In Miami this spring, the school board initially rejected the adoption of a sexual education textbook after conservative parents complained, but later adopted it after realizing there were no other instructional materials available, which would leave the district out of compliance with state statute.

Florida Gov. Ron DeSantis speaks at the Moms for Liberty Summit in Philadelphia, June 30, 2023. Over the years DeSantis has embraced and exploited his Ivy League credentials, but is now reframing his experiences at Yale and Harvard for his presidential primary run to wage a vengeful political war.

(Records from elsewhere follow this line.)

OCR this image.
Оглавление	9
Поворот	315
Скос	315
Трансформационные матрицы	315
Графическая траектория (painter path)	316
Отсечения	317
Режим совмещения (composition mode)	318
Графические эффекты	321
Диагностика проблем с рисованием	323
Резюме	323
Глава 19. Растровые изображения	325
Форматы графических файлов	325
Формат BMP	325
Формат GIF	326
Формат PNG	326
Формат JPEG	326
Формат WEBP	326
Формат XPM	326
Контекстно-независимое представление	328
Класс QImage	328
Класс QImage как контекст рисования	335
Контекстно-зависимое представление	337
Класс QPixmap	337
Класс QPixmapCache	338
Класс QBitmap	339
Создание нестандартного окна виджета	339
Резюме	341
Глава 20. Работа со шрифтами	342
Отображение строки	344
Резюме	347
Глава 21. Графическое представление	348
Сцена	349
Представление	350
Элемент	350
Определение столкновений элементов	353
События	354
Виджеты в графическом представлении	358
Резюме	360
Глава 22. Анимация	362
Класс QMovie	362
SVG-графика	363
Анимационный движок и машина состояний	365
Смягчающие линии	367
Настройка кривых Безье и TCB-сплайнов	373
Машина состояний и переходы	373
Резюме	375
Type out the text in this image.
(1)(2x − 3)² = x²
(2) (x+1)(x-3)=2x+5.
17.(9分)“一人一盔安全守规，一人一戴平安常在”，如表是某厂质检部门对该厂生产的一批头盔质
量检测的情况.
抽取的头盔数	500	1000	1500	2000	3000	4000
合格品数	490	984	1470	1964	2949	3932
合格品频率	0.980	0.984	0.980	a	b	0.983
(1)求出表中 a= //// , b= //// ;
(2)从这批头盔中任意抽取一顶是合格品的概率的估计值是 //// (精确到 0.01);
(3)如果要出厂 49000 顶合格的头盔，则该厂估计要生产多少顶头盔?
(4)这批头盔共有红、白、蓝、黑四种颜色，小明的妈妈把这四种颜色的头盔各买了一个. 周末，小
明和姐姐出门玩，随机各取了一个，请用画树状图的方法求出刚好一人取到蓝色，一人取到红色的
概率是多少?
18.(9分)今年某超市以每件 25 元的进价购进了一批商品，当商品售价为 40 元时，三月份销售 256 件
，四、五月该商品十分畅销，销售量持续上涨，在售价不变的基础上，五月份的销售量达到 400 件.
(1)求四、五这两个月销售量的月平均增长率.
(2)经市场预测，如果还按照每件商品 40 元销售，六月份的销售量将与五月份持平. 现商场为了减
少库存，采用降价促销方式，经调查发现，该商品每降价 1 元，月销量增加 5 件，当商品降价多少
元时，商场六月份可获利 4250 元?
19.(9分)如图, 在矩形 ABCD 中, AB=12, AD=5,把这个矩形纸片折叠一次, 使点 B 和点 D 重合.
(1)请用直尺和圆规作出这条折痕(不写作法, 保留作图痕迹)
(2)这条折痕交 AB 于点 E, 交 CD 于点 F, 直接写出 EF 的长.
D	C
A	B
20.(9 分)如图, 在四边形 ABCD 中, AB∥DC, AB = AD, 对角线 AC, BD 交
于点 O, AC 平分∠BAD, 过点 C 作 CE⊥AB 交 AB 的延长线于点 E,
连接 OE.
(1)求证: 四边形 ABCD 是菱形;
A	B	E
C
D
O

Florida Gov. Ron DeSantis speaks at the Moms for Liberty Summit in Philadephia, June 30, 2023. Over the years DeSantis has embraced and expanded his Ivy League credentials, but is now reframing his experiences at Yale and Harvard for the presidential primary run to wage a vengeful political war. HAIYUN JIANG, NYT

Over the summer at the national Moms for Liberty conference, a private session called “Comprehensive Sex Education: Sex Ed or Sexualization” by conservative education activist Kelly Schenkoske argued comprehensive human growth and development lessons were a way for school districts to sneak in instruction about critical race theory and social and emotional learning.

Both Florida Gov. Ron DeSantis, who is campaigning to be the Republican nominee for president, and Education Commissioner Manny Diaz were also guest speakers at the group’s convention in June.

Social and emotional learning, known as SEL, has already come under attack in Florida for its comparisons to academic concepts like critical race theory and has been labeled by conservatives as “woke indoctrination.” Moms for Liberty chapters across the state have been campaigning to remove the lessons from schools.

In Florida, the department of education has recently distanced itself from SEL and rebranded its mental health care curriculum as “resiliency.” Florida school districts are also required to have mental health care under the Marjory Stoneman Douglas High School Public Safety Act.